Cartridge Lit: Care to list your top five games?

Russell: Of all time? That’s tough. But I will say these five hold a special place in my heart for various reasons: the 1992 X-Men game, River City RansomShining Force IIResident Evil and Super Dodge Ball.

Cartridge Lit: How has your writing life interacted with your gamer life? Has one inspired or influenced the other?

Russell: Gaming bolstered my creativity (and still does). I was always into drawing and writing when I was a kid, but games helped me visually see my stories, how they can/should be paced and viewed, which gave me a better sense of the words I was putting down. I still remember playing Resident Evil for the first time, in the basement with the lights off, being scared out of my mind, realizing I was playing a masterpiece. The writing, the world creation, the ability for me to feel fear from pixeled shapes and perfectly-timed scares was just unbelievably powerful. I mean, this started as a story—that’s what I told myself. Reminded myself. Games helped me to be stronger at visualizing my own stories, my own characters, which has stuck with me ever since. I still remember designing my own fighting game, designing the characters and backgrounds, creating the rules, and daydreaming of it being a reality some day. Similarly, I look for games now with strong stories. Games with great graphics are cool, sure, but I want something that’s going to take me deeper in and give me an emotional reaction to it. Inspire me to feel something, whatever that might be. The Last of Us was the last game I played to do that—to put the story absolutely first, in my opinion. And it was incredible. And I try to remind myself of that: that storytelling, in any form, in any medium, can be a powerhouse.

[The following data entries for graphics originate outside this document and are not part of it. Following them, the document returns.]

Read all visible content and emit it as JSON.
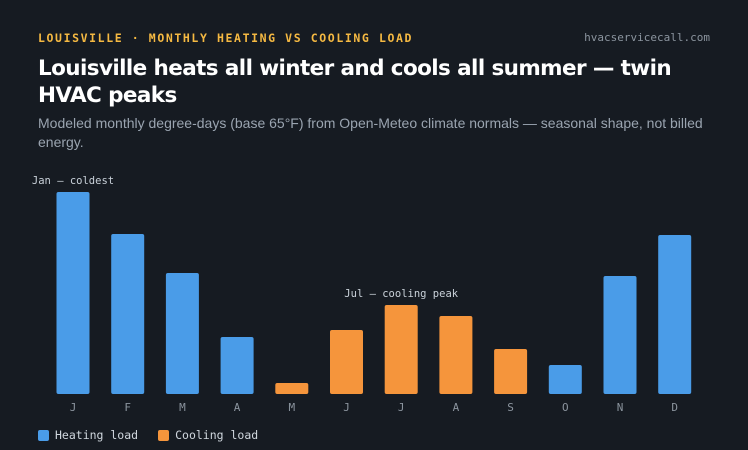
{
  "header": {
    "eyebrow": "LOUISVILLE · MONTHLY HEATING VS COOLING LOAD",
    "site": "hvacservicecall.com",
    "title": "Louisville heats all winter and cools all summer — twin HVAC peaks",
    "subtitle": "Modeled monthly degree-days (base 65°F) from Open-Meteo climate normals — seasonal shape, not billed energy."
  },
  "colors": {
    "heating": "#4a9ce8",
    "cooling": "#f5953c"
  },
  "chart_data": {
    "type": "bar",
    "categories": [
      "J",
      "F",
      "M",
      "A",
      "M",
      "J",
      "J",
      "A",
      "S",
      "O",
      "N",
      "D"
    ],
    "values": [
      1010,
      800,
      605,
      285,
      55,
      320,
      445,
      390,
      225,
      145,
      590,
      795
    ],
    "kinds": [
      "heating",
      "heating",
      "heating",
      "heating",
      "cooling",
      "cooling",
      "cooling",
      "cooling",
      "cooling",
      "heating",
      "heating",
      "heating"
    ],
    "ylim": [
      0,
      1050
    ],
    "grid": false,
    "annotations": [
      {
        "index": 0,
        "text": "Jan — coldest"
      },
      {
        "index": 6,
        "text": "Jul — cooling peak"
      }
    ],
    "legend": {
      "position": "bottom-left",
      "entries": [
        {
          "name": "Heating load",
          "kind": "heating"
        },
        {
          "name": "Cooling load",
          "kind": "cooling"
        }
      ]
    }
  }
}
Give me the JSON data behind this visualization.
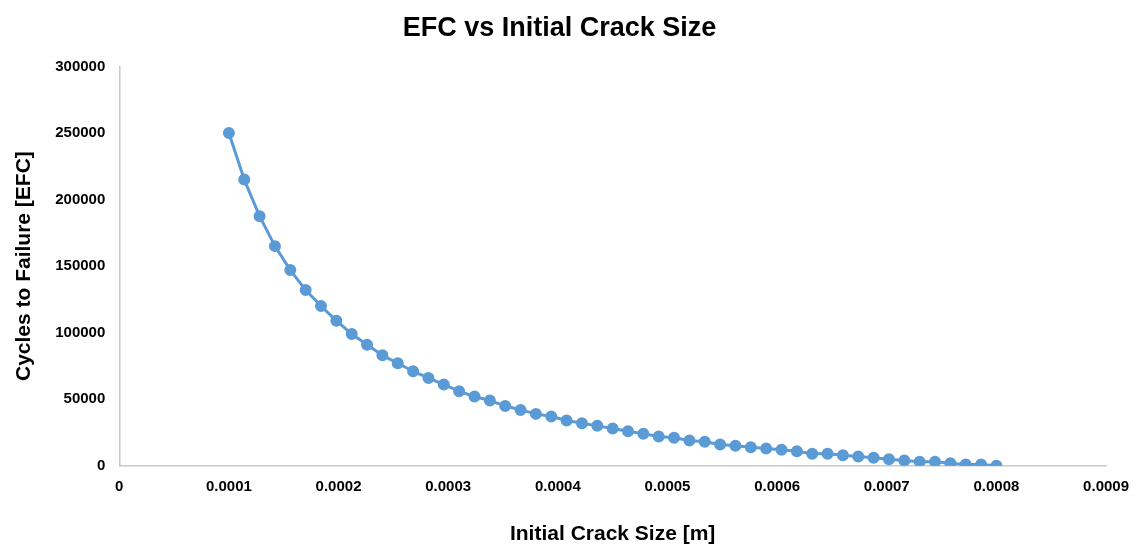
{
  "chart_data": {
    "type": "line",
    "title": "EFC vs Initial Crack Size",
    "xlabel": "Initial Crack Size [m]",
    "ylabel": "Cycles to Failure [EFC]",
    "x": [
      0.0001,
      0.000114,
      0.000128,
      0.000142,
      0.000156,
      0.00017,
      0.000184,
      0.000198,
      0.000212,
      0.000226,
      0.00024,
      0.000254,
      0.000268,
      0.000282,
      0.000296,
      0.00031,
      0.000324,
      0.000338,
      0.000352,
      0.000366,
      0.00038,
      0.000394,
      0.000408,
      0.000422,
      0.000436,
      0.00045,
      0.000464,
      0.000478,
      0.000492,
      0.000506,
      0.00052,
      0.000534,
      0.000548,
      0.000562,
      0.000576,
      0.00059,
      0.000604,
      0.000618,
      0.000632,
      0.000646,
      0.00066,
      0.000674,
      0.000688,
      0.000702,
      0.000716,
      0.00073,
      0.000744,
      0.000758,
      0.000772,
      0.000786,
      0.0008
    ],
    "series": [
      {
        "color": "#5b9bd5",
        "values": [
          250000,
          215000,
          187500,
          165000,
          147000,
          132000,
          120000,
          109000,
          99000,
          91000,
          83000,
          77000,
          71000,
          66000,
          61000,
          56000,
          52000,
          49000,
          45000,
          42000,
          39000,
          37000,
          34000,
          32000,
          30000,
          28000,
          26000,
          24000,
          22000,
          21000,
          19000,
          18000,
          16000,
          15000,
          14000,
          13000,
          12000,
          11000,
          9000,
          9000,
          8000,
          7000,
          6000,
          5000,
          4000,
          3000,
          3000,
          2000,
          1000,
          1000,
          0
        ]
      }
    ],
    "marker": "circle",
    "line_style": "solid",
    "grid": false,
    "legend": false,
    "xlim": [
      0,
      0.0009
    ],
    "xticks": [
      0,
      0.0001,
      0.0002,
      0.0003,
      0.0004,
      0.0005,
      0.0006,
      0.0007,
      0.0008,
      0.0009
    ],
    "ylim": [
      0,
      300000
    ],
    "yticks": [
      0,
      50000,
      100000,
      150000,
      200000,
      250000,
      300000
    ]
  }
}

Cartridge Lit: Any tips for how others out there can balance a writer’s life and a gamer’s life?

Russell: Like anything—do it in moderation. Games are addictive, and I’ve found they can easily distract me from the stuff I need to be doing, so I try to limit myself really getting into one game at a time, playing only after I’ve finished some sort of self-imposed assignment. But I definitely think there’s room—personally, I need to be playing some game in some fashion for my own sanity. Just helps me think, tune things out, put things together and think about my own writing in a constructive way I can’t duplicate by any other means.

Cartridge Lit: What novel would you like to see turned into a game? What genre would it be? How would it play?

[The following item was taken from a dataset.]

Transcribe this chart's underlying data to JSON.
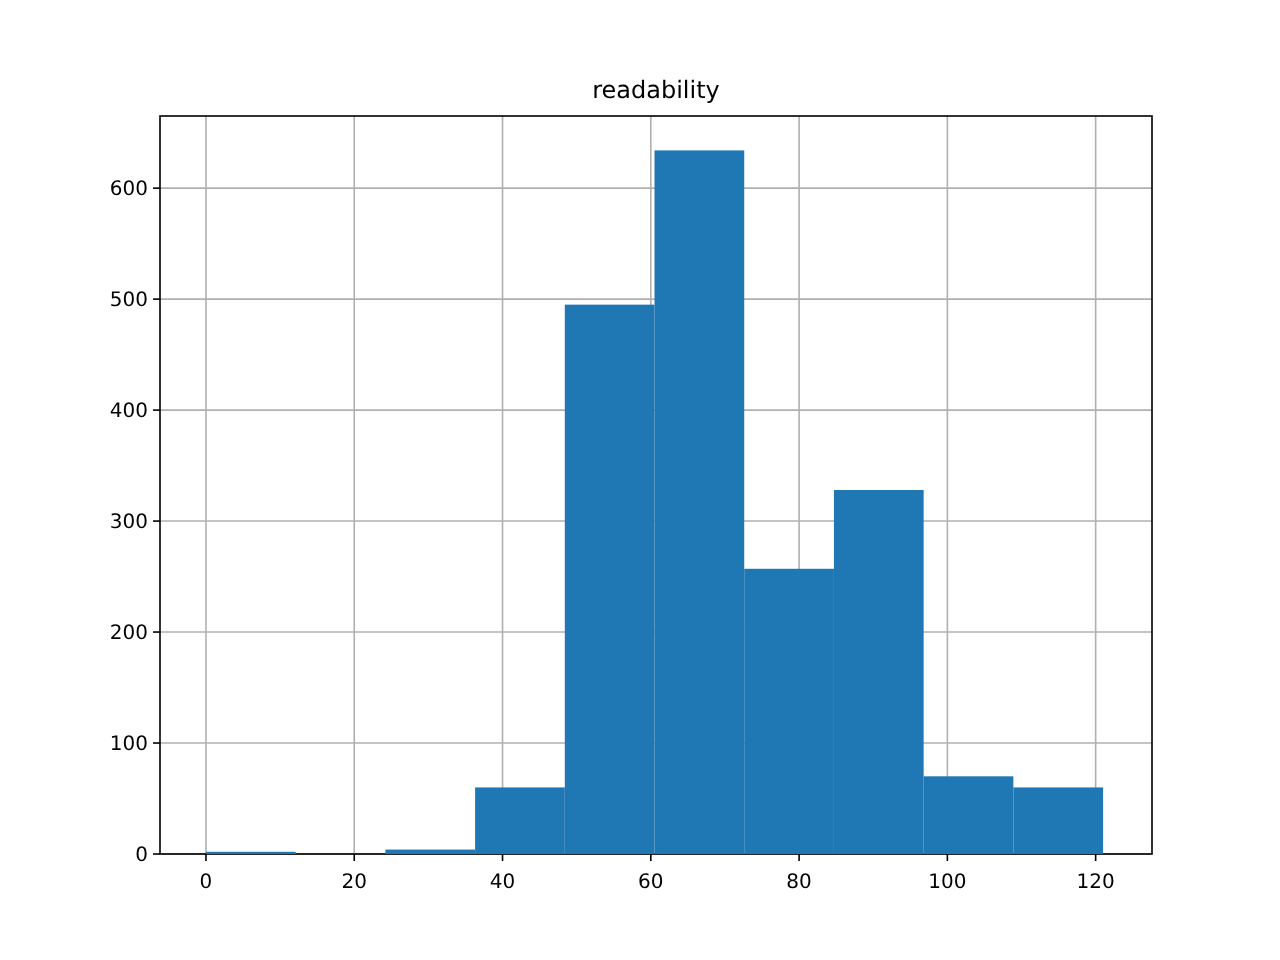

Russell: As I Lay Dying as an 8-bit side-scroller where you play as Cash and have to gather supplies at the end of each level to make Addie’s coffin. Level bosses include: a psychotic Darl, the thick dark river, Anse, and the ghost of Addie. Seriously: I want to play this game.

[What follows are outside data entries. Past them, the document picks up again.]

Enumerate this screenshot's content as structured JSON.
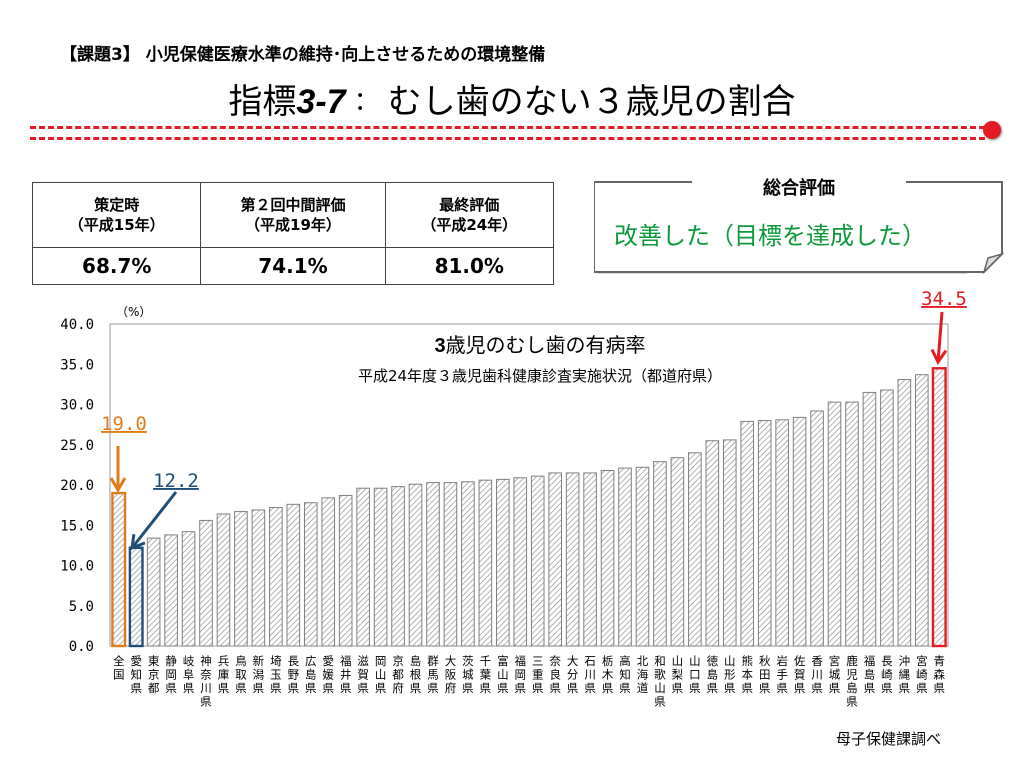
{
  "subject": "【課題3】 小児保健医療水準の維持･向上させるための環境整備",
  "title": {
    "prefix": "指標",
    "code": "3-7",
    "sep": "：",
    "text": "むし歯のない３歳児の割合"
  },
  "summary_table": {
    "headers": [
      {
        "line1": "策定時",
        "line2": "（平成15年）"
      },
      {
        "line1": "第２回中間評価",
        "line2": "（平成19年）"
      },
      {
        "line1": "最終評価",
        "line2": "（平成24年）"
      }
    ],
    "values": [
      "68.7%",
      "74.1%",
      "81.0%"
    ]
  },
  "assessment": {
    "label": "総合評価",
    "result": "改善した（目標を達成した）",
    "result_color": "#0a9a3a"
  },
  "source": "母子保健課調べ",
  "colors": {
    "accent": "#e31c23",
    "national": "#e07b1a",
    "aichi": "#1f4e79",
    "bar": "#7f7f7f"
  },
  "chart_data": {
    "type": "bar",
    "title_bold": "3",
    "title_text": "歳児のむし歯の有病率",
    "subtitle": "平成24年度３歳児歯科健康診査実施状況（都道府県）",
    "ylabel": "（%）",
    "ylim": [
      0,
      40
    ],
    "yticks": [
      "0.0",
      "5.0",
      "10.0",
      "15.0",
      "20.0",
      "25.0",
      "30.0",
      "35.0",
      "40.0"
    ],
    "grid": false,
    "categories": [
      "全国",
      "愛知県",
      "東京都",
      "静岡県",
      "岐阜県",
      "神奈川県",
      "兵庫県",
      "鳥取県",
      "新潟県",
      "埼玉県",
      "長野県",
      "広島県",
      "愛媛県",
      "福井県",
      "滋賀県",
      "岡山県",
      "京都府",
      "島根県",
      "群馬県",
      "大阪府",
      "茨城県",
      "千葉県",
      "富山県",
      "福岡県",
      "三重県",
      "奈良県",
      "大分県",
      "石川県",
      "栃木県",
      "高知県",
      "北海道",
      "和歌山県",
      "山梨県",
      "山口県",
      "徳島県",
      "山形県",
      "熊本県",
      "秋田県",
      "岩手県",
      "佐賀県",
      "香川県",
      "宮城県",
      "鹿児島県",
      "福島県",
      "長崎県",
      "沖縄県",
      "宮崎県",
      "青森県"
    ],
    "values": [
      19.0,
      12.2,
      13.4,
      13.8,
      14.2,
      15.6,
      16.4,
      16.7,
      16.9,
      17.2,
      17.6,
      17.8,
      18.4,
      18.7,
      19.6,
      19.6,
      19.8,
      20.1,
      20.3,
      20.3,
      20.4,
      20.6,
      20.7,
      20.9,
      21.1,
      21.5,
      21.5,
      21.5,
      21.8,
      22.1,
      22.2,
      22.9,
      23.4,
      24.0,
      25.5,
      25.6,
      27.9,
      28.0,
      28.1,
      28.4,
      29.2,
      30.3,
      30.3,
      31.5,
      31.8,
      33.1,
      33.7,
      34.5
    ],
    "callouts": [
      {
        "index": 0,
        "label": "19.0"
      },
      {
        "index": 1,
        "label": "12.2"
      },
      {
        "index": 47,
        "label": "34.5"
      }
    ]
  }
}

Cartridge Lit: If someone made a game about your life, what genre would it be? How would it play?

Russell: A platform-puzzler in the vein of A Boy and His Blob. Basically, you’d collect different micro-beers that would transform your sidekick/dog Chewie into different objects to help you beat the level. The final boss would be that guy from when I was a kid who had no nose and wandered all over town and scared everyone. And there would be no sewer level. I hate sewer levels.